Both of the children have been diagnosed with some developmental issues. The sister was borderline Failure to Thrive when she entered care, not even measuring on the growth chart. She failed every one of the Babies Can’t Wait assessments and missed several developmental milestones. Currently, though, thanks to receiving the help and treatment they both needed, they are making incredible progress and have almost caught up to all developmental milestones and are functioning at almost complete age appropriateness.
“We truly could not be more proud of them. They are fighters. They are intelligent. They are amazing. Their future is so bright,” Mandie said. “I don’t have words to describe how they have impacted our lives. I can say definitely that they have blessed, changed, and grown us, in more ways than we have changed theirs. My bio children have learned to open their hearts and lives to others. I’ve watched them give, and be selfless as they love on our foster kids.

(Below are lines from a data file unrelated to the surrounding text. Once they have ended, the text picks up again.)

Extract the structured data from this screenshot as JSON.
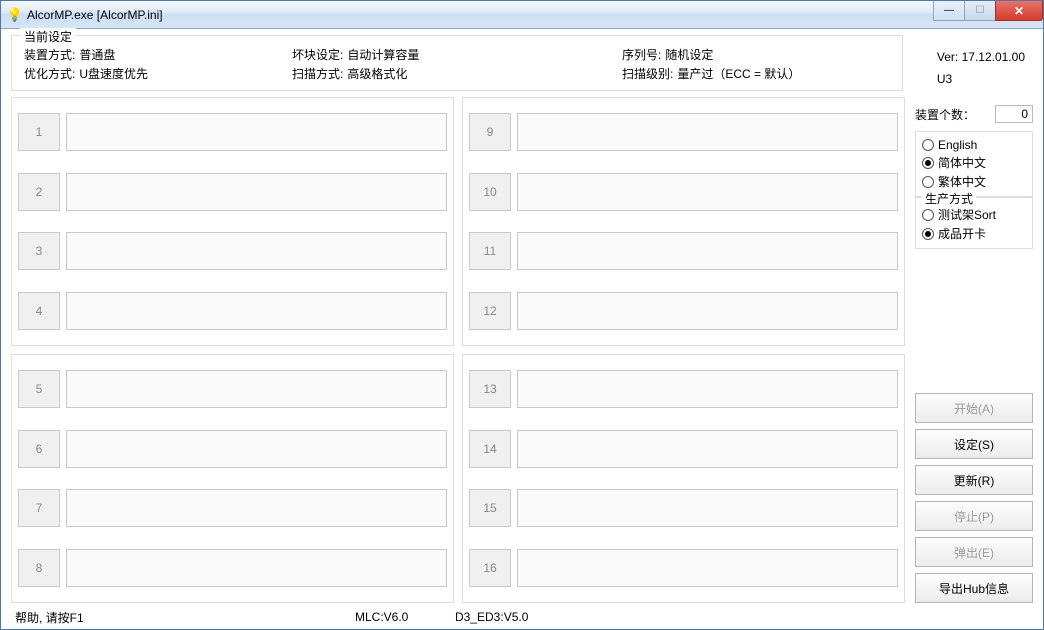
{
  "window": {
    "title": "AlcorMP.exe [AlcorMP.ini]"
  },
  "settings": {
    "legend": "当前设定",
    "row1": {
      "c1_label": "装置方式:",
      "c1_value": "普通盘",
      "c2_label": "坏块设定:",
      "c2_value": "自动计算容量",
      "c3_label": "序列号:",
      "c3_value": "随机设定"
    },
    "row2": {
      "c1_label": "优化方式:",
      "c1_value": "U盘速度优先",
      "c2_label": "扫描方式:",
      "c2_value": "高级格式化",
      "c3_label": "扫描级别:",
      "c3_value": "量产过（ECC = 默认）"
    }
  },
  "version": {
    "ver_label": "Ver:",
    "ver_value": "17.12.01.00",
    "sub": "U3"
  },
  "count": {
    "label": "装置个数：",
    "value": "0"
  },
  "language": {
    "options": [
      {
        "label": "English",
        "selected": false
      },
      {
        "label": "简体中文",
        "selected": true
      },
      {
        "label": "繁体中文",
        "selected": false
      }
    ]
  },
  "prodmode": {
    "legend": "生产方式",
    "options": [
      {
        "label": "测试架Sort",
        "selected": false
      },
      {
        "label": "成品开卡",
        "selected": true
      }
    ]
  },
  "buttons": {
    "start": "开始(A)",
    "setup": "设定(S)",
    "refresh": "更新(R)",
    "stop": "停止(P)",
    "eject": "弹出(E)",
    "exporthub": "导出Hub信息"
  },
  "slots": {
    "p1": [
      "1",
      "2",
      "3",
      "4"
    ],
    "p2": [
      "9",
      "10",
      "11",
      "12"
    ],
    "p3": [
      "5",
      "6",
      "7",
      "8"
    ],
    "p4": [
      "13",
      "14",
      "15",
      "16"
    ]
  },
  "status": {
    "help": "帮助, 请按F1",
    "mlc": "MLC:V6.0",
    "d3": "D3_ED3:V5.0"
  }
}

“People think that you will be ‘in over your head’ because you will get a troubled child. I understand where this idea comes from. Society and media haven’t done a great job putting foster kids in a positive light. And certainly, there are things we needed to think through such as age and gender of the kids we were taking in. However, God equips those He calls, and FaithBridge does an excellent job of caring for their foster families. I do not believe they would have allowed us to be placed with a child we were not able to care for. FaithBridge cares for our family and our marriage and they want to set us up for long-term fostering, not a quick burnout.”
As they’ve walked this road and seen what God has done, and continues to do, both Jason and Mandie are thankful they obeyed God’s calling.
“If God has placed this tugging on your heart, He will give you all that you need,” she said. “Talk to those who have done it. Name your fears and take those to God’s word for truth. I always say, ‘go to an Encounter, gather information, and then pray’. You will know if God is leading you down the fostering journey…and if He is, you are in for more of a blessing than you can imagine. God writes better stories than we ever could ourselves. For my family, our story of fostering has shaped us in ways I didn’t know were possible, yet I’m so very thankful for.
“It’s hard to believe that Hard can be Good. We want to avoid the hard things. But, for us, our fostering journey has been one of the hardest things I have ever done. And yet I call it good…so very good.”